Vikram: "It's Vikram, and no... I most certainly am not waiting for someone, thank you very much."
Jamie: "Relax Vikram. Don't be a jerk. Seriously."
Linda: "Ok, let's take our seats. We have a lot to cover. My name is Linda. Some of you know me already. I'm a specialist in corporate communications, as well as investor and legislative relations. I have managed to keep the U.S. Auto Industry afloat for more than a dozen years with careful subsidy management, tax relief, bailouts and favorable legislation. You could say that I turn corporate frowns, upside down, really. Ok, Lloyd... since you were late, maybe it would be better if you focused your energy on paying attention instead of laughing with your neighbor, yes? Ok. So... moving on. I'm here because... somebody has a little problem with their public image and with Washington... isn't that right everyone? Yes, well. Who here is facing bankruptcy? C'mon, hands up now. Don't be shy. Ok, Brady? Eyes front please. Ok. Thanks. Several of you I see, yes. So. Who has the sympathy of their congressional district? I see, no one... no one? Let's talk about working the angles here. John, how large is your labor union?"
John: "Uh, my... labor union?"
Linda: "Right. Which local is going to bear the brunt of the unemployment if you shut down your plant?"
John: "Uh... I don't... we don't have a local."
Linda: "Right, right ok, but which union are you dealing with."
Lloyd: "Linda, we don't have any organized labor in banking."
Linda: "Ok so who are you doing your collective... wait... no union? Ok... so how did you manage to get all that bailout money?"
Lloyd: "Well, a buddy of mine had the checkbook."
Linda: "Political patronage, ok, that's good, we can work with that. So, how many states will be impacted by your shutdown? Which state will lose the most jobs?"
Lloyd, John, John, Vikram, Jamie: "New York."
Marcel, Brady: "Zurich."
Linda: "Ah yes. In Montana. Well, that's a problem. Not a lot of representation in Montana. People pretty much ignore the state you know, you don't produce much except sugar beets, skiing and not that very well. Well, that's not true, there is the dairy industry, right?"
Brady: "Excuse me.
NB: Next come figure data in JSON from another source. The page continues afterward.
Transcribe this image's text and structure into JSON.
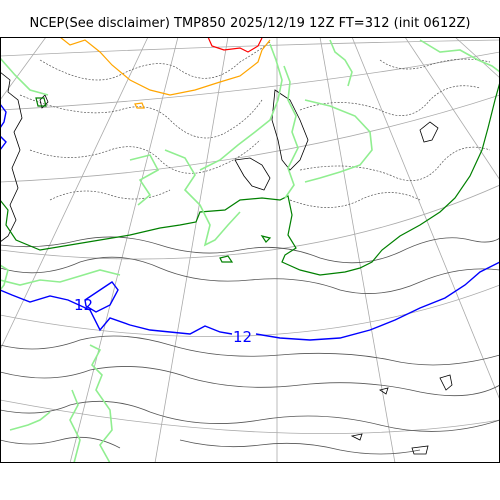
{
  "title": "NCEP(See disclaimer) TMP850 2025/12/19 12Z FT=312 (init 0612Z)",
  "contour_labels": [
    {
      "id": "blue-west",
      "text": "12"
    },
    {
      "id": "blue-center",
      "text": "12"
    }
  ],
  "colors": {
    "coastline": "#000000",
    "graticule": "#aaaaaa",
    "temp_contour": "#555555",
    "orange_isotherm": "#ffa500",
    "red_isotherm": "#ff0000",
    "blue_isotherm": "#0000ff",
    "darkgreen_isotherm": "#008000",
    "lightgreen_isotherm": "#90ee90"
  }
}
Zurich... Switzerland...."
Linda: "Like, in Europe?"
Marcel: "Like in Europe."
Linda: "Ok, so I think maybe you are in the wrong room. So, you know this is managing Corporate Communications In A Financial Crisis, right? Why don't you go ahead there and check your schedule and see if you are in the right place. Ok, so... New York, that's good. And how underfunded is your pension plan, Lloyd?"
Lloyd: "Linda, we moved away from defined benefit plans years ago."
Linda: "No... underfunded pension plan?"
Lloyd: "No, Linda, we've managed to pay all our employees very well, and populate their individual retirement needs exceptionally."
Linda: "Ok, what about current pay?"
Lloyd: "Well, we are all sacrificing millions of dollars worth of bonuses here."
Linda: "I see. Well, that's difficult. Your employees will have to do without millions of dollars in bonus money. Money they counted on for..."
John: "Uh, Linda, Lloyd meant us. Personally. We've given up our bonuses."
Linda: "Oh. I see. Well, aren't there any other failing industries that your failure will kill off? Maybe industries that also have underfunded pensions? Industries that employ hundreds of thousands of people? Something that will pull some heart strings? Something that will keep people from voting for their elected representative if something isn't done? Uh... Lloyd? We aren't done yet. Lloyd? John, sit down, we have an hour and forty five minutes to go. Hey, people, we aren't done here. Hey!"